“Work” Writing Vs. “Fun” Writing: A Reflection (Part 3/3)

Well, I’ve been trying to shovel out a lot of what our current president might call malarkey, so I figure that I might want to try and bring it to a close.

I started my writing life harboring a small little hope that someday, my talent and great stories might end up making me rich and famous.

As I approach a half century of life, I now realize that my writing goes beyond notions of fame and fortune. I realize that I would be writing and creating even if nobody was reading it. I realize that I would be flinging my work into the electronic beyond even if I didn’t know that someone would be reading it and be interested in it.

It is nice, however, to have someone praise your work and tell you that you are a great writer. That’s the truth even if you don’t know exactly who those people are and couldn’t be relied on to pick out those people in front of you even if they were wearing name tags that bore the usernames that they went by in the electronic Wild West. None of that matters.

As a responsible writing instructor at the secondary educational level (and previously at the post-secondary educational level), this is where I would start insisting, quite annoyingly, that the author of whatever nonfiction writing piece that they are trying to create (and this is, by clear definition, a nonfiction writing piece) needs to lay out, in a single sentence, if possible, what the thesis of their writing is. If they are not able to recite this sentence for me, I often insist, then they will be lost regarding what the intent and purpose of their writing is, and more importantly, their readers will have no idea what in the bloody frozen hells of the lower levels of Hades what the purpose is of what they are writing.

So, I’m going to see if I can manage some sort of thesis statement not just for this piece of writing, but also for the previous two ones in this series. In addition, I think that by definition, it is going to end up being a working thesis statement regarding who I am as a writer.

When I was a kid, I self-identified as a writer. This was what I wanted to be when I grew up, this was how I was going to Make My Living. I also had a small little ambition to become a Famous Novelist, but like all sorts of fame and success, I didn’t know how much talent, desire, and luck1 you needed to get to that point. I had at least just enough of the first one and plenty of the second one, but the third I had no more than most typical people and I hadn’t learned yet how critical that can be when it comes to fame and success. You can almost certainly succeed if you have sufficient levels of all three qualities, but if you only have even just two or one of them, you’d have as much as a chance as most people have on the lottery.

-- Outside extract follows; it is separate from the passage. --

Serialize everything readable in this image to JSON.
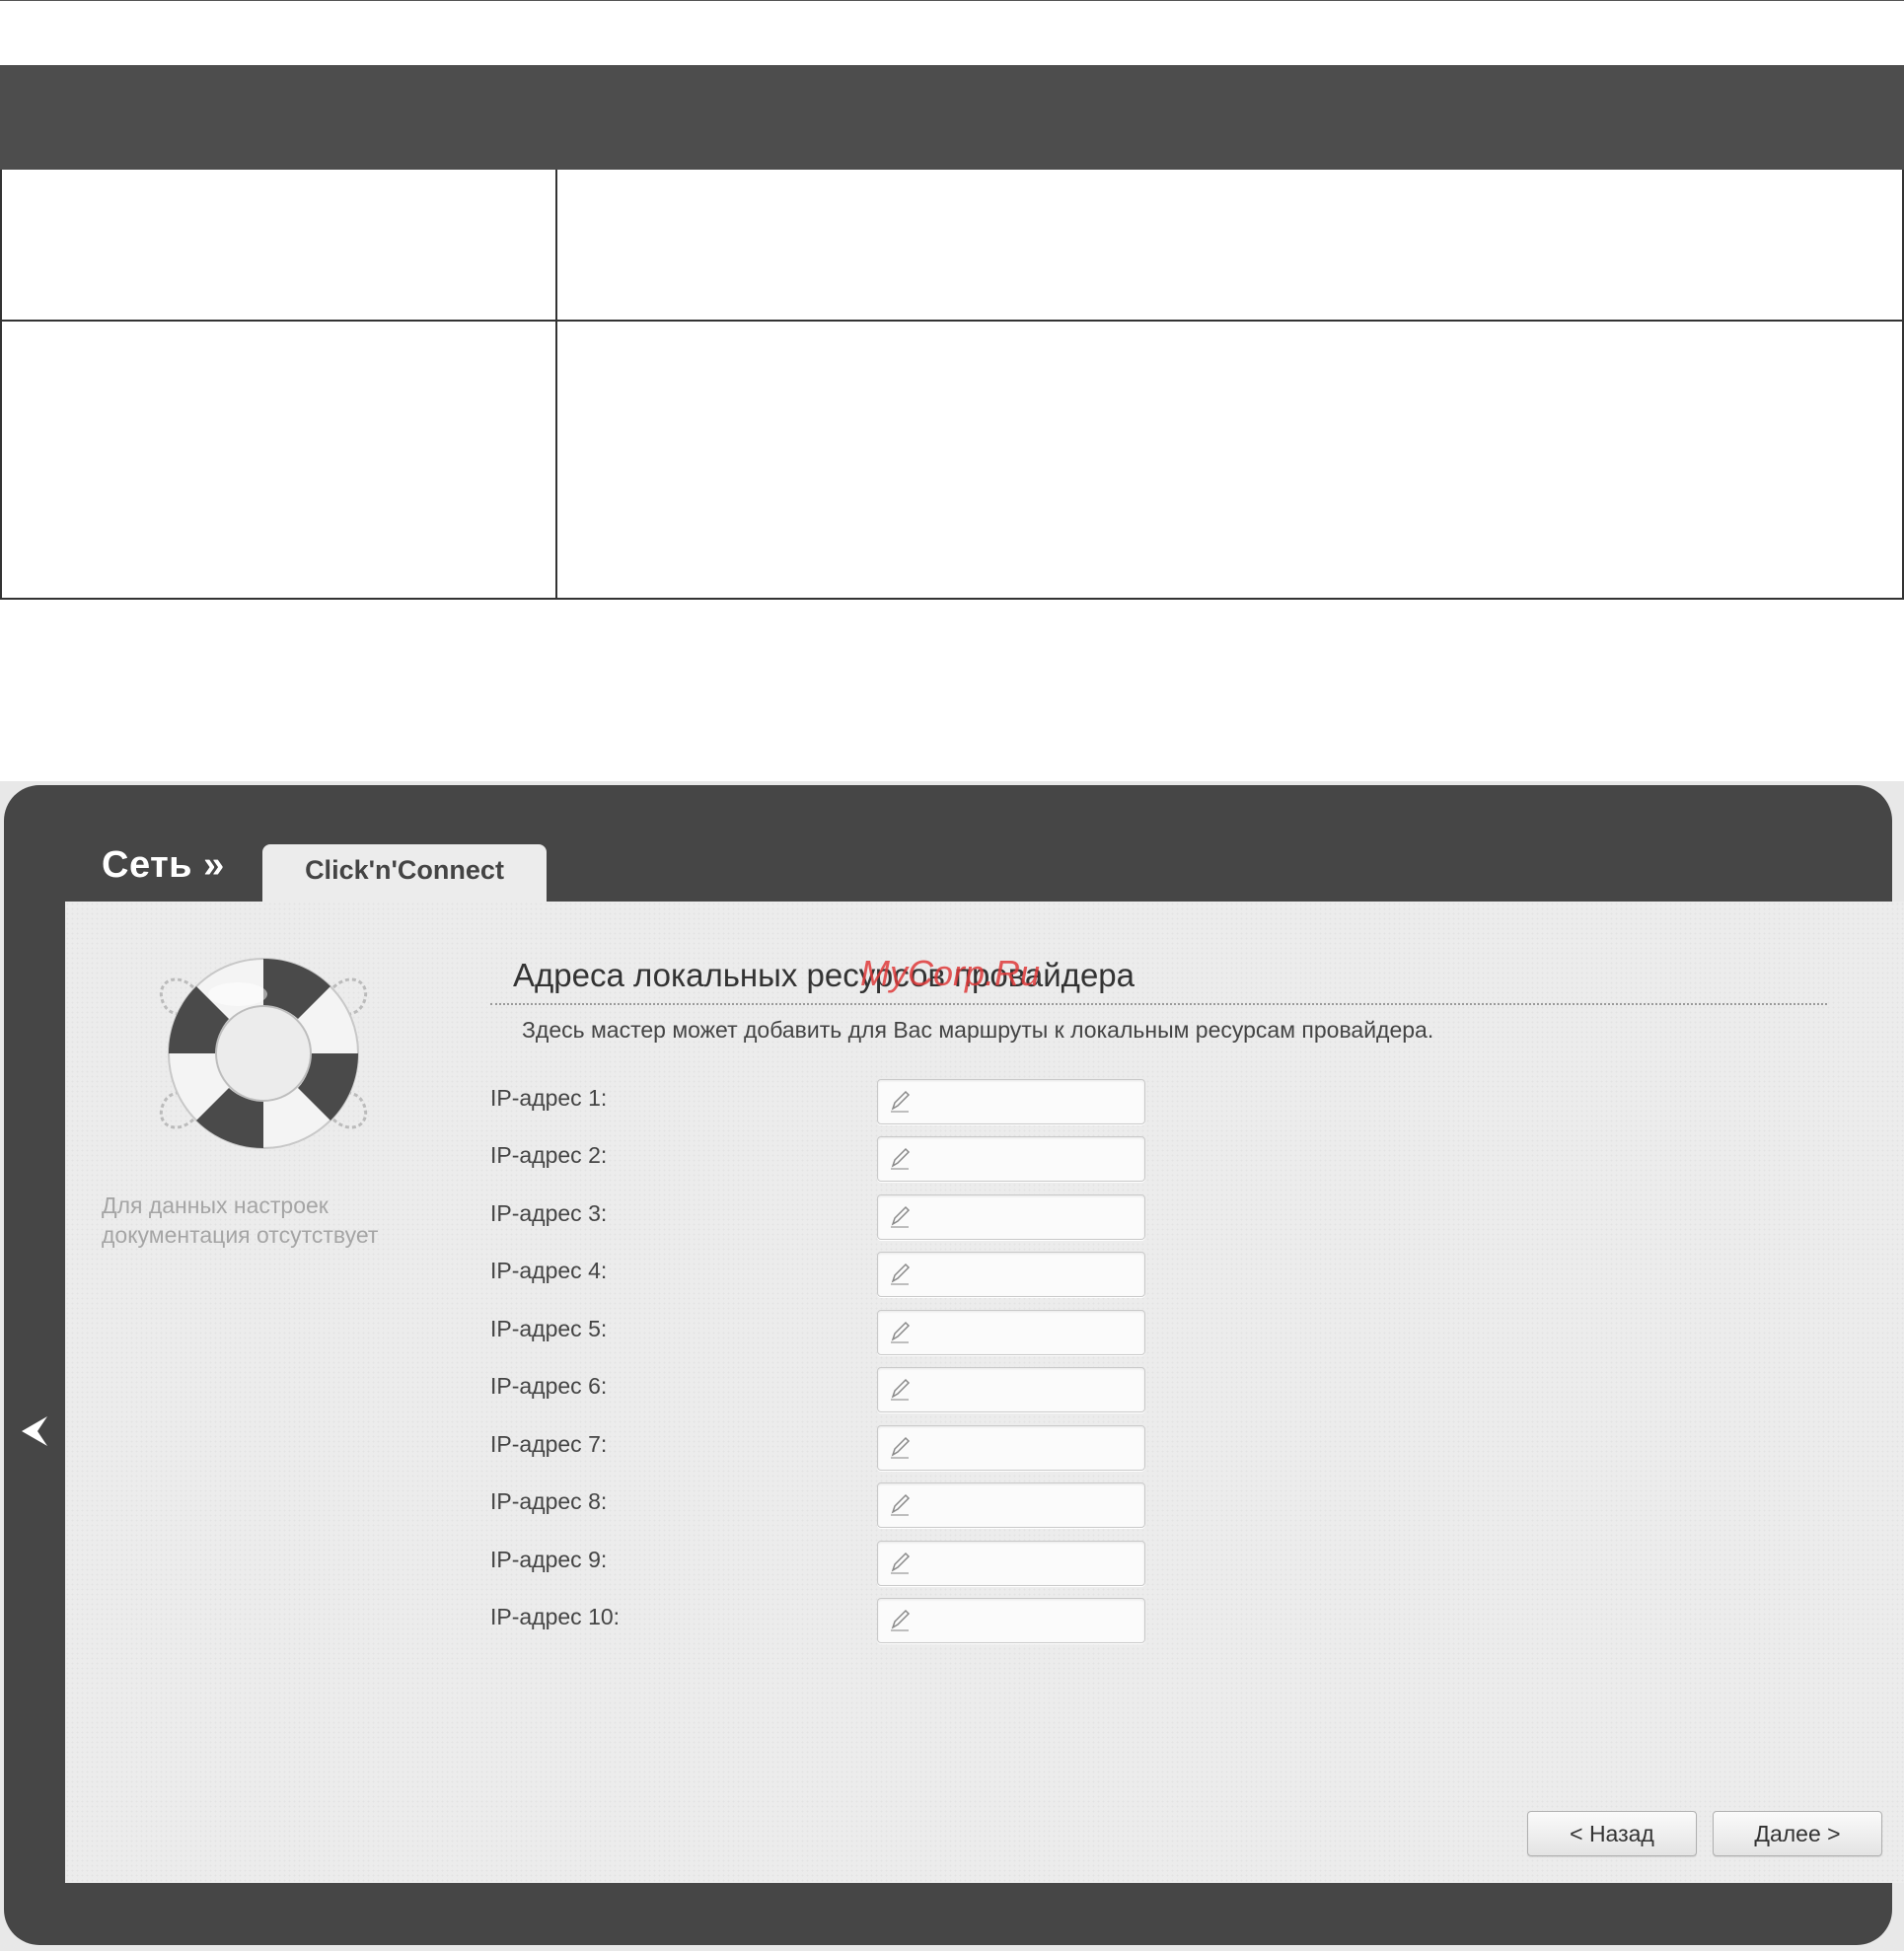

When I was a younger man, there were many times where I did describe myself as a writer but I almost felt like a fraud doing it. Yes, I was making money off my writing skills, first as a journalist, and then as a teacher. In the former case, I certainly could say I was a published author, but it wasn’t like I was a novelist or anything. I had set aside my writing for a while, and there were years that went by where I hadn’t written a single word of fiction. Those novelist dreams of mine kept getting further and further away.

Now, I have actually gotten to be a published writer, even though I am far from A Success yet. I have been concentrating on improving my writing skills, both from a productivity and a quality standpoint. I am starting to see results. The fact that I am not supporting myself as a writer, or that I am producing some work that has no economic or marketing potential whatsoever, is totally irrelevant.

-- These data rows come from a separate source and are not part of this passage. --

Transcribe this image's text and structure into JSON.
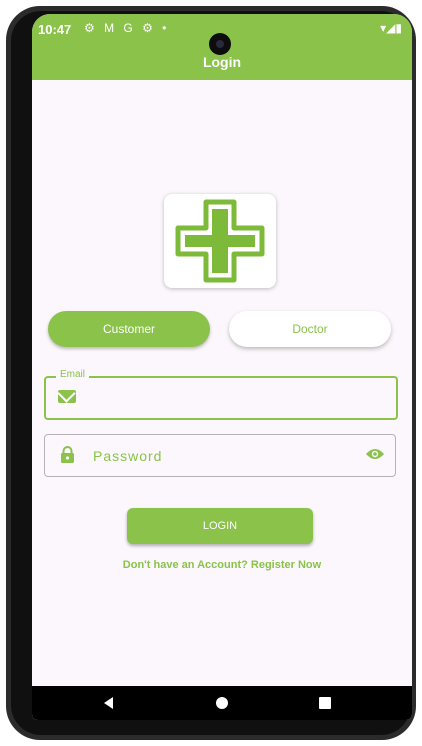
{
  "status_bar": {
    "time": "10:47",
    "left_icons": "⚙ M G ⚙ •",
    "right_icons": "▾◢▮"
  },
  "app_bar": {
    "title": "Login"
  },
  "logo": {
    "icon": "medical-cross-icon",
    "color": "#7dba3a"
  },
  "role_toggle": {
    "customer_label": "Customer",
    "doctor_label": "Doctor",
    "selected": "Customer"
  },
  "email": {
    "label": "Email",
    "value": "",
    "icon": "mail-icon"
  },
  "password": {
    "placeholder": "Password",
    "value": "",
    "icon": "lock-icon",
    "toggle_icon": "eye-icon"
  },
  "login_button": {
    "label": "LOGIN"
  },
  "register": {
    "prompt": "Don't have an Account?",
    "link": "Register Now"
  },
  "colors": {
    "accent": "#8ac24a",
    "background": "#fbf7fc",
    "navbar": "#000000"
  },
  "nav_bar": {
    "back": "back-icon",
    "home": "home-icon",
    "recents": "recents-icon"
  }
}
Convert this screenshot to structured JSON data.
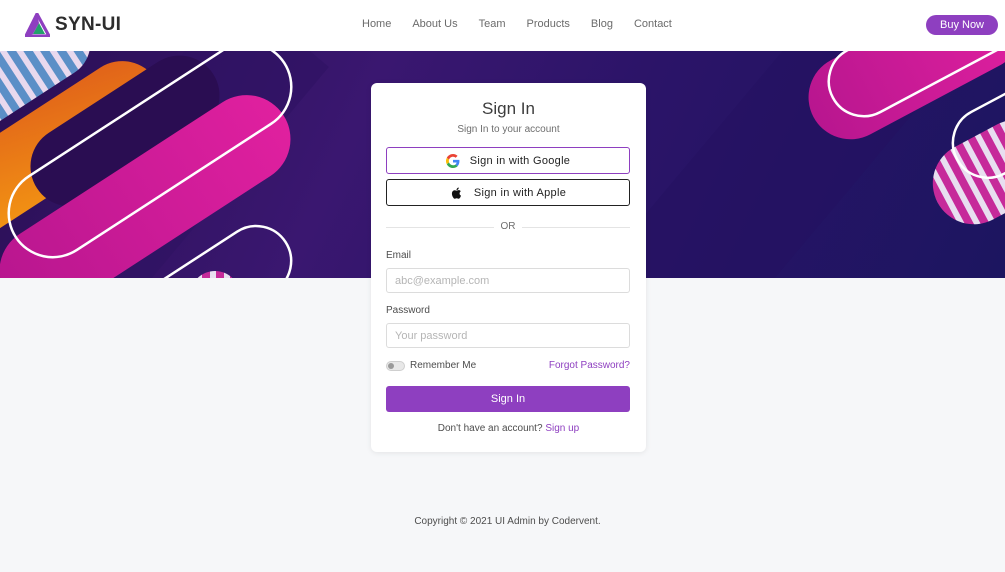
{
  "brand": {
    "name": "SYN-UI",
    "logo_icon": "triangle-logo-icon"
  },
  "nav": {
    "links": [
      "Home",
      "About Us",
      "Team",
      "Products",
      "Blog",
      "Contact"
    ],
    "buy_label": "Buy Now"
  },
  "card": {
    "title": "Sign In",
    "subtitle": "Sign In to your account",
    "google_label": "Sign in with Google",
    "apple_label": "Sign in with Apple",
    "divider_text": "OR",
    "email_label": "Email",
    "email_placeholder": "abc@example.com",
    "email_value": "",
    "password_label": "Password",
    "password_placeholder": "Your password",
    "password_value": "",
    "remember_label": "Remember Me",
    "remember_checked": false,
    "forgot_label": "Forgot Password?",
    "submit_label": "Sign In",
    "signup_prompt": "Don't have an account?",
    "signup_link": "Sign up"
  },
  "footer": {
    "copyright": "Copyright © 2021 UI Admin by Codervent."
  },
  "colors": {
    "accent": "#8e3fc0",
    "hero_bg": "#2a0f55",
    "hero_pink": "#d41ca0",
    "hero_orange": "#f08a12",
    "page_bg": "#f6f7f9"
  }
}
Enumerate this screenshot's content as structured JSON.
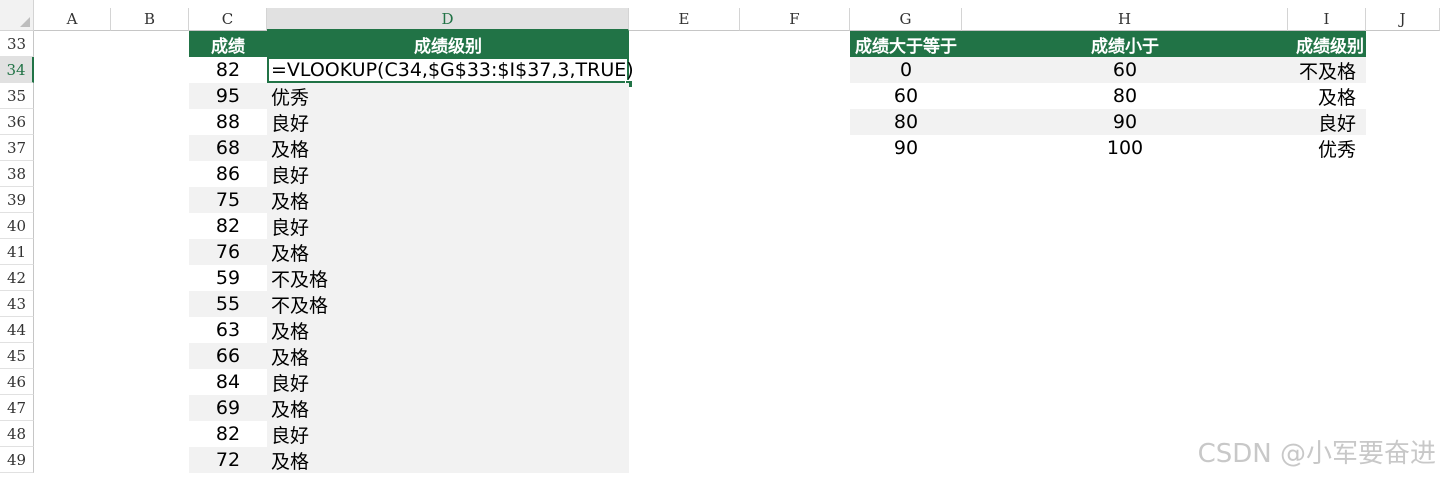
{
  "columns": [
    "A",
    "B",
    "C",
    "D",
    "E",
    "F",
    "G",
    "H",
    "I",
    "J"
  ],
  "rows": [
    "33",
    "34",
    "35",
    "36",
    "37",
    "38",
    "39",
    "40",
    "41",
    "42",
    "43",
    "44",
    "45",
    "46",
    "47",
    "48",
    "49"
  ],
  "score_table": {
    "header_score": "成绩",
    "header_grade": "成绩级别",
    "formula": "=VLOOKUP(C34,$G$33:$I$37,3,TRUE)",
    "scores": [
      "82",
      "95",
      "88",
      "68",
      "86",
      "75",
      "82",
      "76",
      "59",
      "55",
      "63",
      "66",
      "84",
      "69",
      "82",
      "72"
    ],
    "grades": [
      "",
      "优秀",
      "良好",
      "及格",
      "良好",
      "及格",
      "良好",
      "及格",
      "不及格",
      "不及格",
      "及格",
      "及格",
      "良好",
      "及格",
      "良好",
      "及格"
    ]
  },
  "lookup_table": {
    "headers": [
      "成绩大于等于",
      "成绩小于",
      "成绩级别"
    ],
    "rows": [
      [
        "0",
        "60",
        "不及格"
      ],
      [
        "60",
        "80",
        "及格"
      ],
      [
        "80",
        "90",
        "良好"
      ],
      [
        "90",
        "100",
        "优秀"
      ]
    ]
  },
  "colors": {
    "accent": "#217346",
    "shade": "#f2f2f2"
  },
  "watermark": "CSDN @小军要奋进"
}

I am a writer because I want to write, I am writing, and I want to grow and improve my craft. No other definition is needed.

How’s that for a thesis statement?

So now, I don’t have any existential debates anymore about whether I’m a writer or not. Whether I’m as good or as productive of a writer as I should be, however… that is a different story.

I’ve managed to set some goals for myself this year. Maybe you heard about them. I know I will have to continue to set new goals and challenges for myself in the years to come. I’m in the process of considering what those goals should be, and I think self-publishing is going to be at the top of that list.

Keep going upward and forward, for as long as my health and faculties hold up. There’s still a ways to go, and any lifetime is never enough time to learn everything that there is to know about writing.

Footnotes:

  1. Luck I define as any other outside forces or circumstances that fall in your favor when you are trying to accomplish something.

6 thoughts on ““Work” Writing Vs. “Fun” Writing: A Reflection (Part 3/3)

  1. Interesting thoughts here. I’ve come to realise that I want to earn a living from my writing instead of writing to live, if that makes any sense.

    Throughout my career, I’d always had to choose between my ‘work’ writing and the writing I actually want to do. And more and more, I’m learning that my true goals involve the latter.

    Anyway, wishing you all the best on your writing journey!

    Liked by 1 person

    1. Thanks for commenting. I definitely can appreciate the level of dedication needed to make writing a full-time profession. It takes a lot of work and I happen to have a day job (teaching) and a family that can take time and priority over some things. I’m glad you are going for what makes you happy.